In 1917, the Huntington Beach Company officially deeded land blocks #405 and #505 to the City, specifying public park uses for the deeded land.

A portion of Block 505, the future Triangle Park, was temporarily used for tents to house the constant flow of new residents to Huntington Beach upon the discovery of oil in 1920. The City of Huntington Beach City Clerk's office reports "on July 5, 1921, a lease contract was signed with R.E. Wright who constructed small beaverboard houses and rented them for $30 and $35 a month of which $8 a year went to the City. Bungalet Court, more commonly known as 'Cardboard Alley' was located on the triangular piece of land."

The incorporation of Triangle Park as part of a larger civic center complex was initiated in 1922, including the adjacent city hall (1922 to 1923); the Memorial Hall (1923); the Horseshoe Club (1931), which later provided space for a courthouse and city administrative offices: and the Huntington Beach Fire Department headquarters (1939). By the mid 1920s, the "triangular park" was seeded with grass, street lights were installed on Main Street, and the City began planting trees. In February 1925, the board of trustees (city council) discussed "with considerable interest" a resident suggestion "advocating the use of Block 505 for a recreation park, suggesting tennis, croquet, and handball courts as being a very desirable form of amusement." In 1927, the recreational improvements at Triangle Park were well underway, with the addition of a lighted baseball diamond, grandstand, and cement work on the horseshoe grounds.
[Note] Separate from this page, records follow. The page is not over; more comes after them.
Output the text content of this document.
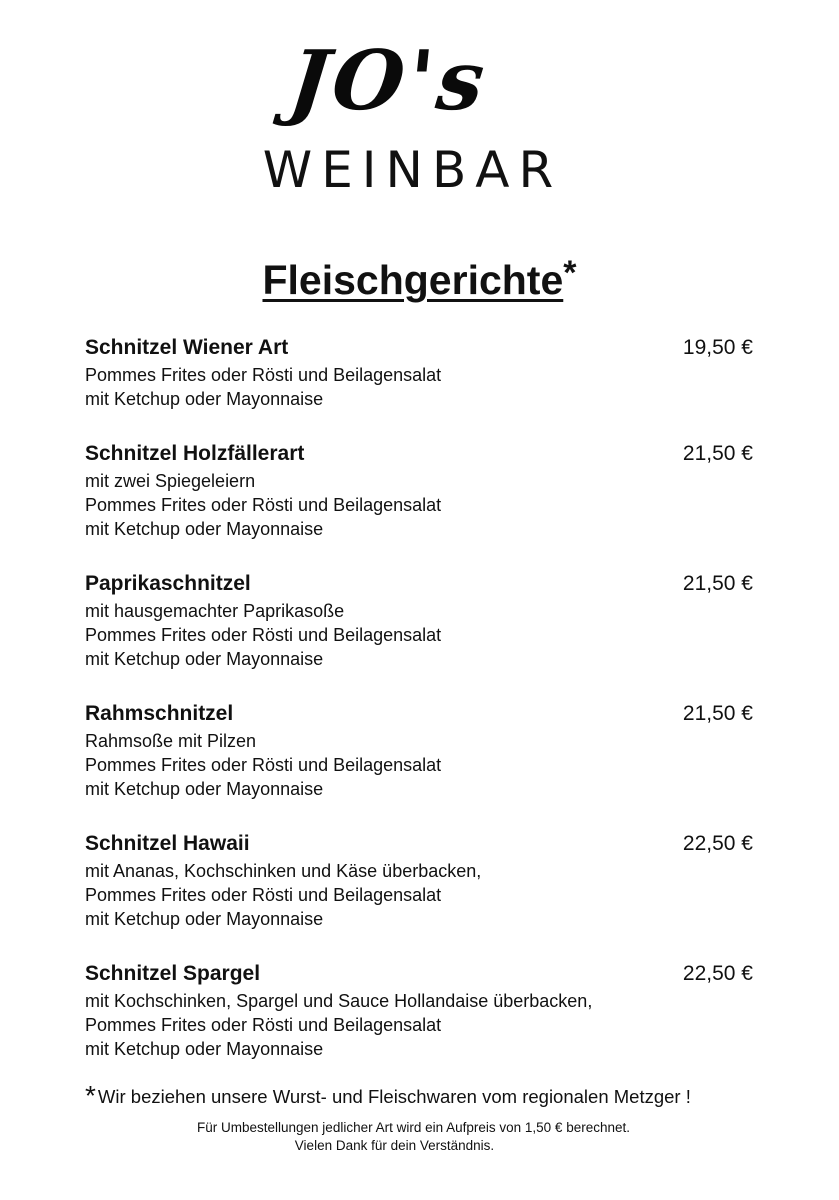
JO's
WEINBAR
Fleischgerichte*
Schnitzel Wiener Art	19,50 €
Pommes Frites oder Rösti und Beilagensalat
mit Ketchup oder Mayonnaise
Schnitzel Holzfällerart	21,50 €
mit zwei Spiegeleiern
Pommes Frites oder Rösti und Beilagensalat
mit Ketchup oder Mayonnaise
Paprikaschnitzel	21,50 €
mit hausgemachter Paprikasoße
Pommes Frites oder Rösti und Beilagensalat
mit Ketchup oder Mayonnaise
Rahmschnitzel	21,50 €
Rahmsoße mit Pilzen
Pommes Frites oder Rösti und Beilagensalat
mit Ketchup oder Mayonnaise
Schnitzel Hawaii	22,50 €
mit Ananas, Kochschinken und Käse überbacken,
Pommes Frites oder Rösti und Beilagensalat
mit Ketchup oder Mayonnaise
Schnitzel Spargel	22,50 €
mit Kochschinken, Spargel und Sauce Hollandaise überbacken,
Pommes Frites oder Rösti und Beilagensalat
mit Ketchup oder Mayonnaise
* Wir beziehen unsere Wurst- und Fleischwaren vom regionalen Metzger !
Für Umbestellungen jedlicher Art wird ein Aufpreis von 1,50 € berechnet.
Vielen Dank für dein Verständnis.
The Huntington Beach Horseshoe Club House was constructed in 1931 on the north east corner of Triangle Park and used for community meetings until 1942. In 1933, Triangle Park was considered as a possible site for a federal post office, but later rejected when a downtown Huntington Beach parcel on Main Street was identified. The Pomona Public Library Frasher Foto Postcard Collection includes images of the horseshoe club, circa 1935. During World War II, the American Red Cross set up headquarters in the Horseshoe Club building, providing first aid and rolling bandages for the war effort.

The name, Triangle Park, was known locally but not officially adopted by the City of Huntington Beach until 2011, following a recommendation by the Parks Naming & Memorials Committee. A plaque was installed at the park to provide a historical summary for both the library and Triangle Park in 2013.